Bringing Your Puppy Home

Your puppy is about to be separated from the place, the people, and the littermates he/she is used to for the first time.  Leaving home can be stressful and confusing for an eight-week-old puppy.  There are steps you can take to minimize the stress.

    The Ride Home

    • Secure a small crate in the back seat of your car.
    • Do not come alone to pick up your puppy.
    • Plan to come in the morning or early afternoon so your puppy will have some time to explore his/her new environment before bedtime.
    • Bring paper towels and plastic bags to clean up any accidents. 
    • Bring a leash and collar.  You may need to make a stop before you reach your home.
    • Bring a few toys with you to help distract the puppy. 
    • Put the puppy in the crate and leave the door open.  Ask a family member or friend to sit on the seat next to the puppy.  It's important to speak to the puppy with a calm, quiet voice.  Soft music may help comfort your puppy. 
    • Be prepared for crying, whining, and howling! 

    The Arrival

    • Take your puppy to the outdoor potty area you have selected.  Allow the puppy to explore for several minutes.  Wait until your puppy has eliminated before you take him/her into the house.
    • Provide a calm, quiet environment.  Allow the puppy to investigate the areas of the house he/she will have access to. 
    • Introduce the puppy to his crate or indoor pen.  Toss a small treat into the crate, and let the puppy go in and out of the crate. 
    • Allow the puppy to visit with the members of the family and play with his/her new toys.  
    • Take the puppy outside to the potty area after about an hour. 

    The First Two Weeks

    • Your puppy still needs a calm, consistent environment.  
    • Avoid outings away from home.  The puppy needs time to adjust to his/her new surroundings. 
    • Take the puppy to a veterinarian as soon as possible.
    • Discourage visits from family, friends, and neighbors for 3 or 4 days.  Give your puppy time bond with his/her new family.
    • Expect several sleepless nights.  Some puppies whimper a little and others cry a lot!  Be patient.  It will get better.
    • For the first few weeks, little puppies need at least one potty break during the night.
    • Your puppy will need to go outside every 1 to 3 hours, especially after eating and waking up from a nap.  Over-stimulated, frightened, and nervous puppies need more frequent potty breaks.  Be patient during this transition period.  (See Training Tips-Housetraining.)
    • Start teaching the recall as soon as your puppy knows his/her name.  Using an upbeat voice, say the puppy's name and the command  "COME" or "HERE".  Reward the puppy for coming to you with lots of praise and a small treat.  Make this game a fun-filled game for your puppy.  Practice daily!  Coming when called must always be positive experience for your dog. 
    • Begin leash training.  Let your puppy get use to the collar and then attach the leash.  Initially, let the puppy lead you around the yard.

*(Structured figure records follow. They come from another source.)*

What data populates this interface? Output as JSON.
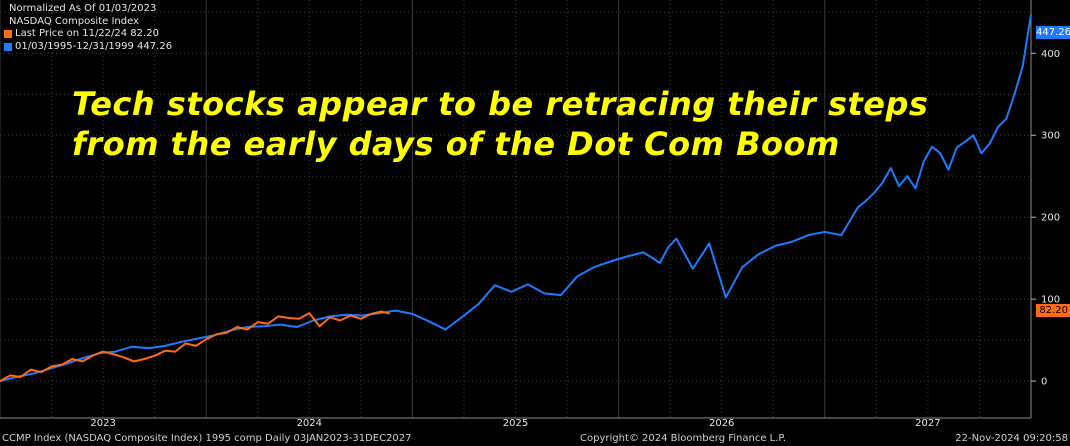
{
  "legend": {
    "title": "Normalized As Of 01/03/2023",
    "subtitle": "NASDAQ Composite Index",
    "series1_label": "Last Price on 11/22/24  82.20",
    "series2_label": "01/03/1995-12/31/1999 447.26"
  },
  "headline": {
    "line1": "Tech stocks appear to be retracing their steps",
    "line2": "from the early days of the Dot Com Boom"
  },
  "footer": {
    "left": "CCMP Index (NASDAQ Composite Index) 1995 comp  Daily 03JAN2023-31DEC2027",
    "center": "Copyright© 2024 Bloomberg Finance L.P.",
    "right": "22-Nov-2024 09:20:58"
  },
  "colors": {
    "background": "#000000",
    "series_current": "#ff6a13",
    "series_1995": "#1e7bff",
    "headline": "#ffff00",
    "grid": "#3a3a3a"
  },
  "chart_data": {
    "type": "line",
    "title": "",
    "xlabel": "",
    "ylabel": "",
    "x_ticks": [
      "2023",
      "2024",
      "2025",
      "2026",
      "2027"
    ],
    "y_ticks": [
      0,
      100,
      200,
      300,
      400
    ],
    "xlim": [
      2023.0,
      2028.0
    ],
    "ylim": [
      -45,
      465
    ],
    "grid": true,
    "y_axis_position": "right",
    "series": [
      {
        "name": "Last Price on 11/22/24  82.20",
        "color": "#ff6a13",
        "last_value": 82.2,
        "x": [
          2023.0,
          2023.05,
          2023.1,
          2023.15,
          2023.2,
          2023.25,
          2023.3,
          2023.35,
          2023.4,
          2023.45,
          2023.5,
          2023.55,
          2023.6,
          2023.65,
          2023.7,
          2023.75,
          2023.8,
          2023.85,
          2023.9,
          2023.95,
          2024.0,
          2024.05,
          2024.1,
          2024.15,
          2024.2,
          2024.25,
          2024.3,
          2024.35,
          2024.4,
          2024.45,
          2024.5,
          2024.55,
          2024.6,
          2024.65,
          2024.7,
          2024.75,
          2024.8,
          2024.85,
          2024.89
        ],
        "values": [
          0,
          7,
          5,
          14,
          11,
          18,
          20,
          27,
          24,
          31,
          36,
          33,
          29,
          24,
          27,
          31,
          37,
          36,
          46,
          43,
          51,
          57,
          59,
          66,
          63,
          72,
          70,
          79,
          77,
          76,
          83,
          67,
          78,
          74,
          80,
          76,
          82,
          85,
          82.2
        ]
      },
      {
        "name": "01/03/1995-12/31/1999 447.26",
        "color": "#1e7bff",
        "last_value": 447.26,
        "x": [
          2023.0,
          2023.08,
          2023.16,
          2023.24,
          2023.32,
          2023.4,
          2023.48,
          2023.56,
          2023.64,
          2023.72,
          2023.8,
          2023.88,
          2023.96,
          2024.04,
          2024.12,
          2024.2,
          2024.28,
          2024.36,
          2024.44,
          2024.52,
          2024.6,
          2024.68,
          2024.76,
          2024.84,
          2024.92,
          2025.0,
          2025.08,
          2025.16,
          2025.24,
          2025.32,
          2025.4,
          2025.48,
          2025.56,
          2025.64,
          2025.72,
          2025.8,
          2025.88,
          2025.96,
          2026.04,
          2026.12,
          2026.16,
          2026.2,
          2026.24,
          2026.28,
          2026.36,
          2026.44,
          2026.52,
          2026.6,
          2026.68,
          2026.76,
          2026.84,
          2026.92,
          2027.0,
          2027.08,
          2027.16,
          2027.2,
          2027.24,
          2027.28,
          2027.32,
          2027.36,
          2027.4,
          2027.44,
          2027.48,
          2027.52,
          2027.56,
          2027.6,
          2027.64,
          2027.68,
          2027.72,
          2027.76,
          2027.8,
          2027.84,
          2027.88,
          2027.92,
          2027.96,
          2028.0
        ],
        "values": [
          0,
          5,
          9,
          15,
          21,
          28,
          34,
          36,
          42,
          40,
          43,
          48,
          52,
          56,
          62,
          66,
          67,
          69,
          66,
          74,
          79,
          81,
          80,
          83,
          86,
          82,
          73,
          63,
          78,
          94,
          117,
          109,
          118,
          107,
          105,
          128,
          139,
          146,
          152,
          157,
          151,
          144,
          163,
          174,
          137,
          168,
          102,
          139,
          155,
          165,
          170,
          178,
          182,
          178,
          212,
          220,
          230,
          242,
          260,
          238,
          250,
          235,
          268,
          286,
          278,
          258,
          285,
          292,
          300,
          278,
          290,
          310,
          320,
          350,
          385,
          447.26
        ]
      }
    ]
  }
}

Then, avoid leash correction by keeping your puppy's attention with verbal encouragement and praise. 
    • Establish a consistent schedule as soon as possible.  Feed your puppy 3 times a day at approximately the same time in the same location.  Keep the water bowl in the same location.  Use the same door to take the puppy outside to the potty area.  It's easier to housetrain a puppy that is kept on a schedule.   Puppies need frequent naps and several short walks throughout the day.  
    • After the second week, slowly introduce your puppy to new sites and sounds.  Start with short trips to meet family, friends, and neighbors.  One brief outing a day is enough for a little puppy.  During this period, try to avoid loud and hectic situations that might overwhelm the puppy.  Avoid exposing your puppy to dogs that may not be vaccinated and areas where these dog can be found.